2. ДИТЯ. Детство Толстого, Руссо, Диккенса, Доде, описанное Толстым, Руссо, Диккенсом, Доде, — это потерянный рай взрослого Толстого, Руссо и т. д. Взрослый человек видит себя в детстве самим собою, только ‘невиннее’, ‘наивнее’, ‘чище’. Литературный ребенок — двойник ‘доброго дикаря’ философов Просвещения, ‘совесть’ взрослого человека, как ‘добрый дикарь’, ‘сын природы’ — совесть европейца. У Достоевского ‘детки’ к тому же еще ‘с надрывом’ и любят заглядывать в ‘бездны’ — несносная фальшь, которой, однако, не замечают: ибо детей мы знаем так же мало, как и зверей. Ребенок Чехова (как много Чехов писал о детях!) походит больше на Каштанку, нежели на авторов ‘Исповеди’, ‘Детства и отрочества’ или ‘Давида Копперфильда’. Его интеллект в зачаточном состоянии, он мало помнит и скоро забывает, он живет реакциями на внешние раздражения, вне времени, без времени. Как чеховские звери, так и чеховские дети необыкновенно привлекательны, хотя они лишены всех тех качеств, которыми их обычно снабжают писатели: лучшее доказательство безусловной правдивости изображения. Это — настоящие дети. И опять-таки: только некоторые англосаксы, тот же Киплинг, Марк Твен, приближаются в этом отношении к Чехову.

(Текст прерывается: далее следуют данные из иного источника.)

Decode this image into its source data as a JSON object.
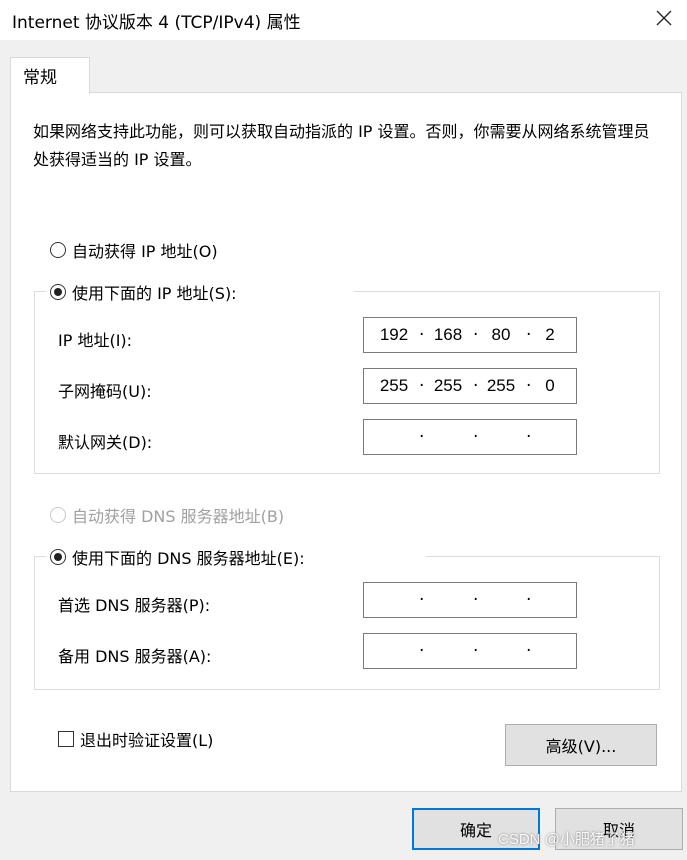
{
  "window": {
    "title": "Internet 协议版本 4 (TCP/IPv4) 属性"
  },
  "tabs": [
    {
      "label": "常规"
    }
  ],
  "description": "如果网络支持此功能，则可以获取自动指派的 IP 设置。否则，你需要从网络系统管理员处获得适当的 IP 设置。",
  "ip_section": {
    "auto_label": "自动获得 IP 地址(O)",
    "manual_label": "使用下面的 IP 地址(S):",
    "selected": "manual",
    "fields": [
      {
        "label": "IP 地址(I):",
        "octets": [
          "192",
          "168",
          "80",
          "2"
        ]
      },
      {
        "label": "子网掩码(U):",
        "octets": [
          "255",
          "255",
          "255",
          "0"
        ]
      },
      {
        "label": "默认网关(D):",
        "octets": [
          "",
          "",
          "",
          ""
        ]
      }
    ]
  },
  "dns_section": {
    "auto_label": "自动获得 DNS 服务器地址(B)",
    "manual_label": "使用下面的 DNS 服务器地址(E):",
    "auto_disabled": true,
    "selected": "manual",
    "fields": [
      {
        "label": "首选 DNS 服务器(P):",
        "octets": [
          "",
          "",
          "",
          ""
        ]
      },
      {
        "label": "备用 DNS 服务器(A):",
        "octets": [
          "",
          "",
          "",
          ""
        ]
      }
    ]
  },
  "validate_checkbox": {
    "label": "退出时验证设置(L)",
    "checked": false
  },
  "buttons": {
    "advanced": "高级(V)...",
    "ok": "确定",
    "cancel": "取消"
  },
  "watermark": "CSDN @小肥猪了猪",
  "colors": {
    "accent": "#0078d7",
    "disabled_text": "#a0a0a0"
  }
}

3. УЧЕНЫЙ. Подобно животному или дитяти, и ученый изображается в литературе согласно с общепринятыми представлениями, т. е. совершенно ложными. Как ‘средний’ взрослый человек не может себе представить, что такое душевная жизнь без интеллекта, так он не представляет себе и душевной жизни при повышенном интеллекте. Недостаток представления заменяется фантазиями. Ученый в литературе это — или великий гений, который проводит время среди своих ‘колб’ и ‘реторт’, погруженный в ‘фолианты’ (книги в 8-ю или в 16-ю долю листа ниже его достоинства), он знает ‘все’ и открыл что-то такое, что перевернет мир вверх дном, или — идиотический педант, буквоед, а нередко притом и шарлатан. Но всегда и во всех случаях он ничего не смыслит в ‘жизни’, невинен в этом отношении, ‘как младенец’, или просто ‘глупо наивен’ и ‘легендарно’ рассеян. Чеховский профессор из ‘Скучной истории’ отличается от всех прочих профессоров в литературе как раз тем, что он, напротив, разбирается в ‘жизни’ так же хорошо, как в науке, ибо применяет к ней те же самые приемы мышления. Именно потому, что он видит ‘жизнь’ лучше других, он в жизни так одинок духовно. Чехов был сам прикосновен к науке (только очень ученый врач мог бы написать ‘Палату No 6’). Он сам наблюдал жизнь как ученый, добросовестно, методически проверяя себя. Его ‘открытие’ ребенка, животного, ученого — подлинные научные открытия, и притом такие, которые имеют отношение к основной проблеме, в которую обязательно упирается всякий истинный, т. е. критически относящийся к тому, что составляет его силу, ученый: к проблеме интеллекта.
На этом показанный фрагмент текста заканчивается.